Each instrument scientist fills out the relevant questions known for their instrument in the instruments information database. This information is then populated in the DMP automatically.

Questionnaire

The users are offered the choice to either answer a more extensive DMP or a simplified version, depending on their preferences. A user can also select the questionnaire based on the template that will be generated.

Templates

At the moment, two ways of exporting data are supported: PDF and markup language. It is envisioned to enhance this by adding support for popular formats such as Horizon 2020 and the RDMO standard.

7.5 EuXFEL

European XFEL is in the process of updating its Scientific Data Policy, which will introduce DMPs for all experiments to be carried out at the facility. The DMPs should improve and formalise communication between the facility’s user groups, instrument scientists, and data experts. Due to the extremely high data volumes generated at some of the European XFEL instruments (petabytes), the DMP must identify the necessary steps to obtain datasets compliant with the objectives of the European XFEL long-term data preservation strategy.

The European XFEL will use the PaNOSC project deliverable () as a base for DMPs and enhance them with facility-specific questions.

The implementation of the DMP workflows at the European XFEL is ongoing. Similar to the other members of PaNOSC, the European XFEL is considering the usage of DSW as an underlying tool to implement DMP, supplemented by a message broker.

7.6 ILL

ILL is exploring how to apply DMPs to all proposals, since the process should be a benefit in all ways without generating an overload for the user. Since the ILL proposal portal is about to get redesigned starting next year, the DMP’s workflow will be implemented at that point. The DSW deployment is in the test phase.

8 Conclusions

A DMP framework has been built for all PaN facilities users during the PaNOSC project. The framework is based on a common KM of 120 questions. The use of a common KM ensures interoperability between the facilities. This questionnaire has been implemented at the six PaNOSC partner facilities using the DS-Wizard tool. DSW was selected by the PaNOSC members because of its flexibility and ability to be integrated within the IT environment of each facility. DSW fulfilled the requirements of the PaNOSC facilities thanks to its powerful KM approach, ease of installation, and excellent support by the developers.

DMPs will provide a better overview on data management to the facility users during their project. Users will know what to expect from the facility and what data they will produce, and they will have information on tools they can use to treat data. They can also export a DMP which can be submitted to funders. Facilities can gather information on what users need for data management and processing and plan accordingly. Some facilities decided to make the DMP a mandatory step in the proposal workflow, but with a DMP fully prefilled. The majority of facilities still see DMP as optional, but which could become mandatory in certain cases in the future. In those cases, the DMP will need to be completed with additional inputs from the user.

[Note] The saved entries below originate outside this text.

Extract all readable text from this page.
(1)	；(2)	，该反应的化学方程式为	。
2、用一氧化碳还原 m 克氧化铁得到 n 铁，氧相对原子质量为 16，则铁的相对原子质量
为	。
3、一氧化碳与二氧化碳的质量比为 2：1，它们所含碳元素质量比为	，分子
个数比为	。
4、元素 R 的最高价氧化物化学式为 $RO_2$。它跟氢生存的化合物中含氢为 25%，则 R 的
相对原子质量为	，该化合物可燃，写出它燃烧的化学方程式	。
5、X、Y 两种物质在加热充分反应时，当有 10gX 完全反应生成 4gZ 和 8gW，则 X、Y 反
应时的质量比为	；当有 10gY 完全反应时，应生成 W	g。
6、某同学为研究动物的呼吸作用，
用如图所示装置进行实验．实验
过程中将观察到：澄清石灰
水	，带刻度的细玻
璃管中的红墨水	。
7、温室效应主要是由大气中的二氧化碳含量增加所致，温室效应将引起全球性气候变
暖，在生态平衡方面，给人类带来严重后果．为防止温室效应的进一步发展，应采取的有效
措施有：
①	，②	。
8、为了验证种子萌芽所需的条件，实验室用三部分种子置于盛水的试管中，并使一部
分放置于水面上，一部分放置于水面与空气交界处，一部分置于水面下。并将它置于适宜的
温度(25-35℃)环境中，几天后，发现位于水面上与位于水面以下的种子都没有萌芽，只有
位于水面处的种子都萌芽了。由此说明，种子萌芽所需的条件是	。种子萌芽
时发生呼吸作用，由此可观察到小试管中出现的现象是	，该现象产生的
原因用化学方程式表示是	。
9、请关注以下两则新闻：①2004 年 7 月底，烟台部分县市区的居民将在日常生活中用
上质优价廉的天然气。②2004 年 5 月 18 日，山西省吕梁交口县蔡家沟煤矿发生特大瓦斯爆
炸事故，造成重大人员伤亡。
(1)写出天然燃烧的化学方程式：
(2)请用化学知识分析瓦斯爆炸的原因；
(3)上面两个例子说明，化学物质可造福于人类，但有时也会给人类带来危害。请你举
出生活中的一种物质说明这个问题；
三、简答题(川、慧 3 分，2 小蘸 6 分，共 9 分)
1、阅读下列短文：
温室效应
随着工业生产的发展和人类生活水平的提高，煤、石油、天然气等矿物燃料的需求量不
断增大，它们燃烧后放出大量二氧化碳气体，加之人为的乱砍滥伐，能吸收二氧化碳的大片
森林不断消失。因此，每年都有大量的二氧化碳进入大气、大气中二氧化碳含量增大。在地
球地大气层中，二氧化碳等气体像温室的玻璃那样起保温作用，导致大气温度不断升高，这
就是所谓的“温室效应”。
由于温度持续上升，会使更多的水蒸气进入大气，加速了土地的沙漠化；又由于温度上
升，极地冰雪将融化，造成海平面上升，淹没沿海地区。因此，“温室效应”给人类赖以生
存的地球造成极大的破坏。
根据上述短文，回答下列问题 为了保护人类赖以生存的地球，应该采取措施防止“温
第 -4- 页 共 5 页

A community-specific template is planned to be implemented in order to automatically generate a DMP for every scientific project. DMPs should be machine readable to enable optimal exploitation of its content by all DMP consumers. For now, the DMP service is integrated as a data consumer service, but it can also be a data producer service which provides information to other services (e.g., about storage and compute resources required). In the future, DMPs will serve as a source of structured information for building knowledge graphs.